I'm trying to perform a simple example using structured streaming on a directory created as a Volume. The use case is purely educational; I am investigating various forms of triggers. Basic info:
Catalog: "dev_catalog"
Schema: "stream"
Volume: "streaming_basics"
custom variable "source" with value "/Volumes/dev_catalog/stream/streaming_basics/"

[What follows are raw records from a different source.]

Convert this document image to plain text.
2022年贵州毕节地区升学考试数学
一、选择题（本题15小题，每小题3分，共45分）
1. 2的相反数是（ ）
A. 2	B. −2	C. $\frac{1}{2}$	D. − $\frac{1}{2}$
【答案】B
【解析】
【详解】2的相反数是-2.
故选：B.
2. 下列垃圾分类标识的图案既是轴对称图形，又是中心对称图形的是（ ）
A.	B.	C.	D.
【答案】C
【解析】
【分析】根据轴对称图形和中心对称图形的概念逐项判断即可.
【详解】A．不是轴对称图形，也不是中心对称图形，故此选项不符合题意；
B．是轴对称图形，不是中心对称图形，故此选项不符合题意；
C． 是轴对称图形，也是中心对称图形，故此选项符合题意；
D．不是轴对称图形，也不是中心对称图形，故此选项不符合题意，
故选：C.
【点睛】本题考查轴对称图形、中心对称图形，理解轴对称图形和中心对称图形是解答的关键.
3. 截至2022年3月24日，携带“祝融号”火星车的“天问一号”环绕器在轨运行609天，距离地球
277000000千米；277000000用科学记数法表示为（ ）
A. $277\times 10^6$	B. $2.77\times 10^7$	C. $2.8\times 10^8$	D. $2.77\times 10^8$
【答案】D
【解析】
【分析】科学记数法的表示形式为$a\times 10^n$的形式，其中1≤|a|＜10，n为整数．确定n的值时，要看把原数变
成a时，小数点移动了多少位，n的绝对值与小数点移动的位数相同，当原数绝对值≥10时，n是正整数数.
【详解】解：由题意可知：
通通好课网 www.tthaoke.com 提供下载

When running a cell calling the writeStream() method, passing the path I would like to use for checkpointing, I find that Databricks inserts the default schema into the path instead of the desired "stream" schema. The cell contains the following code:
print(source)
writestream = (df.writeStream
.option('checkpointLocation', f'{source}AppendCheckpoint')
.outputMode('append')
.queryName('DefaultTrigger')
.toTable('stream.AppendTable')
)
And the console outputs the following (value of variable 'source' and error message):
/Volumes/dev_catalog/stream/streaming_basics/
[PATH_NOT_FOUND] Path does not exist: /Volumes/dev_catalog/default/streaming_basics/. SQLSTATE: 42K03
This is baffling to me.
Additional info: Earlier in the notebook, I am running the following two cells:
%sql
DROP DATABASE IF EXISTS stream CASCADE;
CREATE DATABASE IF NOT EXISTS stream;
%sql
USE SCHEMA stream;
The docs say that "DATABASE" is an alias for "SCHEMA", so the two can be used interchangeably. But even so, this shouldn't be an issue since the schema "stream" is specified explicitly in my 'source' variable. From the documentation on Volumes, any directory or file in a Volume is specified using:
/Volumes/<catalog_identifier>/<schema_identifier>/<volume_identifier>/<path>/<file_name>
This aligns with the path I've specified in the "source" variable.
More additional info: I've previously run another structured streaming educational example in a different notebook on the same cluster in the "dev_catalog.default" schema, with a volume of the same name. The checkpointLocation which the writeStream method apparently uses aligns with the location I specified in this previous example. In between sessions, I've stopped the cluster and started it again. I include this information because the only explanation I can come up with myself based on the error message is that the cluster cached information from the previous streaming job (in the default schema) and is now using the cached information - either the variable "source" or the call to "writeStream()" itself.
Any explanation for this behaviour would be much appreciated, as well as tips on how to overcome it.